Bonazzi C, Peccatori F, Colombo N, Lucchini V, Cantù M G, Mangioni C
Department of Obstetrics and Gynecology, Ospedale San Gerardo, Istituto di Scienze Biomediche San Gerardo, University of Milan, Monza, Italy.
Obstet Gynecol. 1994 Oct;84(4):598-604.
To report and evaluate a conservative and individualized treatment policy in a homogeneously selected series of patients affected by pure ovarian immature teratoma.
This prospective trial, with specific treatment policies according to stage and grade, was planned and started in 1982. The study population consisted of 32 patients affected by pure immature teratoma, with the exclusion of mixed germ cell tumors. Fertility-sparing surgery was performed whenever possible. Surgery alone, with careful follow-up, was adopted for stage I or II according to the International Federation of Gynecology and Obstetrics (FIGO) and grade 1 or 2 tumors. The other patients, with stage III or with grade 3 stage I or II tumors, or those referred at relapse, were treated with platinum-based chemotherapy regimens.
Thirty of 32 patients underwent fertility-sparing surgery. Ten of 32 patients received chemotherapy after surgery, either as adjuvant treatment or in the presence of visible tumor. All 32 patients are alive and disease-free, with a median follow-up from surgery of 47 months (range 11-138). In six patients, regardless of the administration of chemotherapy, the tumor either spontaneously differentiated toward mature glia or increased in volume, mimicking progression but still remaining completely mature. Five of six patients wishing to procreate had a total of seven normal pregnancies.

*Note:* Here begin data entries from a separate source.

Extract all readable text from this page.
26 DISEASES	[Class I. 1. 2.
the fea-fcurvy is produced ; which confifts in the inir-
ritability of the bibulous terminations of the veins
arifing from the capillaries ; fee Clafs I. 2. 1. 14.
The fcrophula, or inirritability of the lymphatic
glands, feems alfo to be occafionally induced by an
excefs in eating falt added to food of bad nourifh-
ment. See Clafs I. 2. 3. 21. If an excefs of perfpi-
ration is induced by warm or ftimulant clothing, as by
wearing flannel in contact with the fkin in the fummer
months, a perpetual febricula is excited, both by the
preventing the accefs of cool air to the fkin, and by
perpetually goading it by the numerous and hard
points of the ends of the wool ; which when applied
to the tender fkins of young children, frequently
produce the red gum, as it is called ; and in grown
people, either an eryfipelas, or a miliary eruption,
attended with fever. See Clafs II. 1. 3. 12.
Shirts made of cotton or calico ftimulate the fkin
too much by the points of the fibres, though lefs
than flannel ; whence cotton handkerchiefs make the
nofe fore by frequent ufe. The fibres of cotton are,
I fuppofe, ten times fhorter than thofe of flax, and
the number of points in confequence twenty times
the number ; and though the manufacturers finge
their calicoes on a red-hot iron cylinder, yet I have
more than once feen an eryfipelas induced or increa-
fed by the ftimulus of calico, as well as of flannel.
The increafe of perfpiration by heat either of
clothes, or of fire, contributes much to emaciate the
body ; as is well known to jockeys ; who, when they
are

Pure ovarian immature teratoma is a potentially curable disease with a unique natural history. Our data substantiate the hypothesis that low-grade and low-stage tumors do not require chemotherapy, and that a fertility-sparing surgical approach is warranted in all cases.
报告并评估针对一系列经同质选择的纯卵巢未成熟畸胎瘤患者的保守且个体化的治疗策略。
这项前瞻性试验于1982年规划并启动,根据分期和分级制定了特定的治疗策略。研究人群包括32例纯未成熟畸胎瘤患者,排除混合性生殖细胞肿瘤。尽可能实施保留生育功能的手术。对于国际妇产科联盟(FIGO)分期为I期或II期且分级为1级或2级的肿瘤,采用单纯手术并进行密切随访。其他患者,即分期为III期、或分期为I期或II期但分级为3级的患者,或复发患者,采用铂类化疗方案治疗。
32例患者中有30例接受了保留生育功能的手术。32例患者中有10例术后接受了化疗,作为辅助治疗或存在可见肿瘤时进行化疗。所有32例患者均存活且无疾病,自手术起的中位随访时间为47个月(范围11 - 138个月)。在6例患者中,无论是否进行化疗,肿瘤要么自发分化为成熟神经胶质,要么体积增大,看似进展但仍完全成熟。6例希望生育的患者中有5例共经历了7次正常妊娠。
纯卵巢未成熟畸胎瘤是一种具有独特自然病程的潜在可治愈疾病。我们的数据证实了以下假设:低分级和低分期肿瘤无需化疗,且在所有情况下均应采用保留生育功能的手术方法。